Pero hay alternativas a esta demencia que se ha apoderado de nuestro modelo educativo y de vida. Lo primero es darse cuenta que los estándares de calidad de la élite son innecesarios y dañinos. Son una maldad, así de simple. Enfrentar esa maldad ya se ha hecho, en las calles con organización, exigiendo derechos sociales. La educación como derecho social no es solo la gratuidad y el fin al lucro (que por cierto también se relaciona con la estandarización).
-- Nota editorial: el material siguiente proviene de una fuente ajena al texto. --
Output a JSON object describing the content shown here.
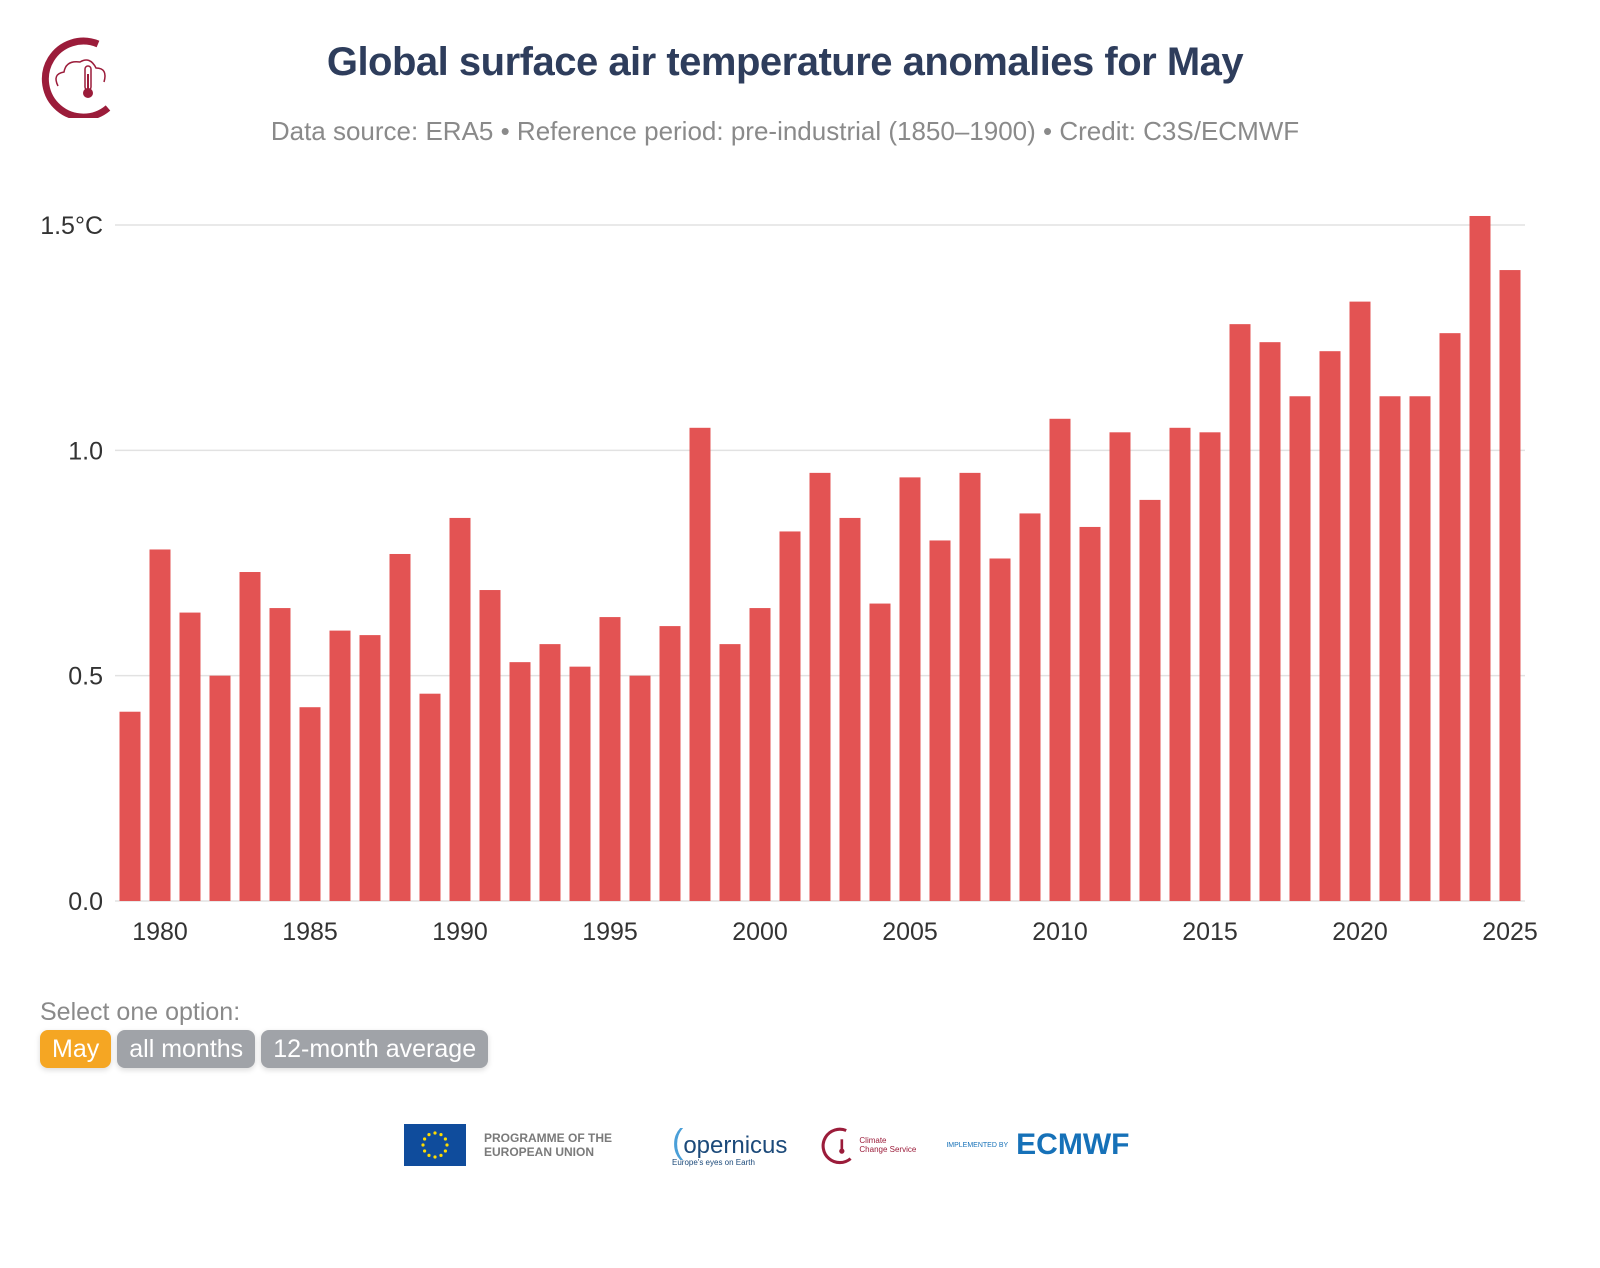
{
  "header": {
    "title": "Global surface air temperature anomalies for May",
    "subtitle": "Data source: ERA5 • Reference period: pre-industrial (1850–1900) • Credit: C3S/ECMWF",
    "logo_icon": "c3s-cloud-thermometer-icon"
  },
  "chart_data": {
    "type": "bar",
    "title": "Global surface air temperature anomalies for May",
    "xlabel": "",
    "ylabel": "",
    "ylim": [
      0,
      1.5
    ],
    "grid": true,
    "bar_color": "#e35353",
    "y_ticks": [
      "0.0",
      "0.5",
      "1.0",
      "1.5°C"
    ],
    "y_tick_values": [
      0,
      0.5,
      1.0,
      1.5
    ],
    "x_ticks": [
      "1980",
      "1985",
      "1990",
      "1995",
      "2000",
      "2005",
      "2010",
      "2015",
      "2020",
      "2025"
    ],
    "categories": [
      1979,
      1980,
      1981,
      1982,
      1983,
      1984,
      1985,
      1986,
      1987,
      1988,
      1989,
      1990,
      1991,
      1992,
      1993,
      1994,
      1995,
      1996,
      1997,
      1998,
      1999,
      2000,
      2001,
      2002,
      2003,
      2004,
      2005,
      2006,
      2007,
      2008,
      2009,
      2010,
      2011,
      2012,
      2013,
      2014,
      2015,
      2016,
      2017,
      2018,
      2019,
      2020,
      2021,
      2022,
      2023,
      2024,
      2025
    ],
    "values": [
      0.42,
      0.78,
      0.64,
      0.5,
      0.73,
      0.65,
      0.43,
      0.6,
      0.59,
      0.77,
      0.46,
      0.85,
      0.69,
      0.53,
      0.57,
      0.52,
      0.63,
      0.5,
      0.61,
      1.05,
      0.57,
      0.65,
      0.82,
      0.95,
      0.85,
      0.66,
      0.94,
      0.8,
      0.95,
      0.76,
      0.86,
      1.07,
      0.83,
      1.04,
      0.89,
      1.05,
      1.04,
      1.28,
      1.24,
      1.12,
      1.22,
      1.33,
      1.12,
      1.12,
      1.26,
      1.52,
      1.4
    ]
  },
  "selector": {
    "label": "Select one option:",
    "options": [
      "May",
      "all months",
      "12-month average"
    ],
    "active_color": "#f5a623"
  },
  "footer": {
    "eu_text": "PROGRAMME OF THE EUROPEAN UNION",
    "copernicus": "opernicus",
    "copernicus_tagline": "Europe's eyes on Earth",
    "c3s_line1": "Climate",
    "c3s_line2": "Change Service",
    "implemented": "IMPLEMENTED BY",
    "ecmwf": "ECMWF"
  }
}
La demanda por la educación como derecho puede asumir la búsqueda seria y riesgosa de un modelo que otorgue las condiciones para cumplir y asegurar que se desarrollen principios morales y de socialización al conocimiento acumulado por la humanidad. Estos principios no necesitan estándares. Necesitan democracia para evaluarse en función de cómo sirven a las comunidades para enfrentar problemas concretos. No se evalúan como una medida estandarizada que se dirige desde una oficina burocrática.
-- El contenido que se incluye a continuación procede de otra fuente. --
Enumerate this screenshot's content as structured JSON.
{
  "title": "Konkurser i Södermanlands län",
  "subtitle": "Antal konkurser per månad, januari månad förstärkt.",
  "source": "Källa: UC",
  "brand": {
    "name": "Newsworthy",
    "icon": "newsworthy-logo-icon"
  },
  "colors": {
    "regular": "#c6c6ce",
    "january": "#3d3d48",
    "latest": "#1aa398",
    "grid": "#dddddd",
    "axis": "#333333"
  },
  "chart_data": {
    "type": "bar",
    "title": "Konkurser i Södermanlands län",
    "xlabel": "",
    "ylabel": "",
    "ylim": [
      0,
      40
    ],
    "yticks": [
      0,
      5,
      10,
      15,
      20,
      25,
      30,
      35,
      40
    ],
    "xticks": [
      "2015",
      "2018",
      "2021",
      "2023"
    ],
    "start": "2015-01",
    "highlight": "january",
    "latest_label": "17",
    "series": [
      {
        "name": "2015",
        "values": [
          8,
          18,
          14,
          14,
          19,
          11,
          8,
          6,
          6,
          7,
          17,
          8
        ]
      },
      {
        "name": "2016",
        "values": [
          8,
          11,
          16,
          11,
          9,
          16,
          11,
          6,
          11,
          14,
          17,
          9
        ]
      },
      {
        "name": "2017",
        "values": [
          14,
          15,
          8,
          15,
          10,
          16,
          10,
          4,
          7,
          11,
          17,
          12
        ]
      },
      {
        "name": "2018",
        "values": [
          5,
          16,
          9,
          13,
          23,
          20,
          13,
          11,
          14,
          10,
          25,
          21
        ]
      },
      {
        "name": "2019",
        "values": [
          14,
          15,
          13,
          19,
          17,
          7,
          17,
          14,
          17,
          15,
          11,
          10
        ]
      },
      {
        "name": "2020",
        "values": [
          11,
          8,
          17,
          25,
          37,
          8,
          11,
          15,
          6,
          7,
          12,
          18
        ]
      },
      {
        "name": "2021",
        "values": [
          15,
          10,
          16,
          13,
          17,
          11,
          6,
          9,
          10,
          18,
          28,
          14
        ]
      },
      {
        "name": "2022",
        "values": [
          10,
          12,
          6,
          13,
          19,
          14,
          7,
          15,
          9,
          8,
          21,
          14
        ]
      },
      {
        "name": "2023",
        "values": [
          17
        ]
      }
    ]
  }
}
Solo liberándonos de las ataduras como éstas, que la élite naturaliza mediante su coerción institucional y cultural, podremos dar rienda suelta a la creatividad que va a permitir crear un proyecto propio de vida comunitaria armónica, en particular en las escuelas. Escapar a los marcos de la élite es difícil. Ustedes ya saben la pregunta: ¿y cómo miden la calidad entonces? Pero acá va una invitación: despreciemos su concepto hoy precioso de calidad, con el que nos oprimen en las escuelas con su estandarización. El mismo con el que le quitan la vida a la infancia y la transforman en escolarización forzada. Por esta vez digamos: ¡Basta! NO MÁS SIMCE.
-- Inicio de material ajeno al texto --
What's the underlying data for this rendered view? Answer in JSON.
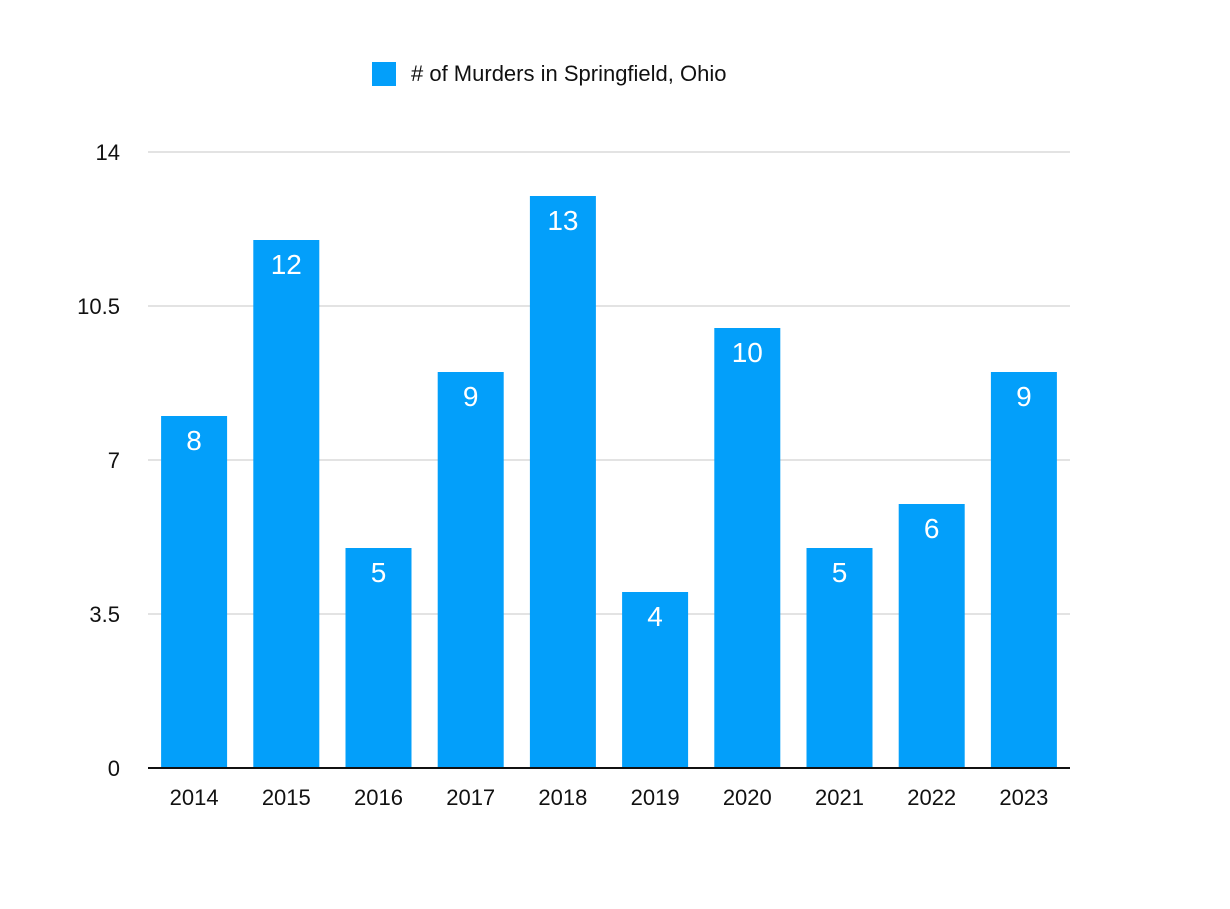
{
  "chart_data": {
    "type": "bar",
    "title": "",
    "xlabel": "",
    "ylabel": "",
    "categories": [
      "2014",
      "2015",
      "2016",
      "2017",
      "2018",
      "2019",
      "2020",
      "2021",
      "2022",
      "2023"
    ],
    "series": [
      {
        "name": "# of Murders in Springfield, Ohio",
        "values": [
          8,
          12,
          5,
          9,
          13,
          4,
          10,
          5,
          6,
          9
        ],
        "color": "#039ffa"
      }
    ],
    "ylim": [
      0,
      14
    ],
    "yticks": [
      "0",
      "3.5",
      "7",
      "10.5",
      "14"
    ],
    "data_labels": [
      "8",
      "12",
      "5",
      "9",
      "13",
      "4",
      "10",
      "5",
      "6",
      "9"
    ],
    "grid": true,
    "legend_position": "top"
  }
}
El conocimiento forma parte del momento teórico de la historia de los conflictos concretos, y el conflicto que tenemos ahora es entre la demencia de la estandarización y la felicidad de la diversidad. Entre la educación como mercancía y la educación como derecho. Si nos atrevemos a enfrentar creativamente una socialización comunitaria y relación con el conocimiento, podemos desarrollar una práctica concreta que supere el nivel declarativo y opresivo de los estándares educativos. Esta práctica está al centro de la constitución de nuestra identidad colectiva, sea subregional, regional o nacional. Esa búsqueda de la identidad es quizá el desafío político más importante para nuestra sociedad en tiempos de globalización, pues implica conocer y reconocer la diversidad como un elemento constitutivo de lo que somos. Y eso está literalmente alejado de las competencias y los estándares. Está alejado de la calidad medida por las varas que nos impone la élite indiferenciada que se va a pelear por quién hace un mejor ranking. Hagamos algo por liberarnos. Y pronto.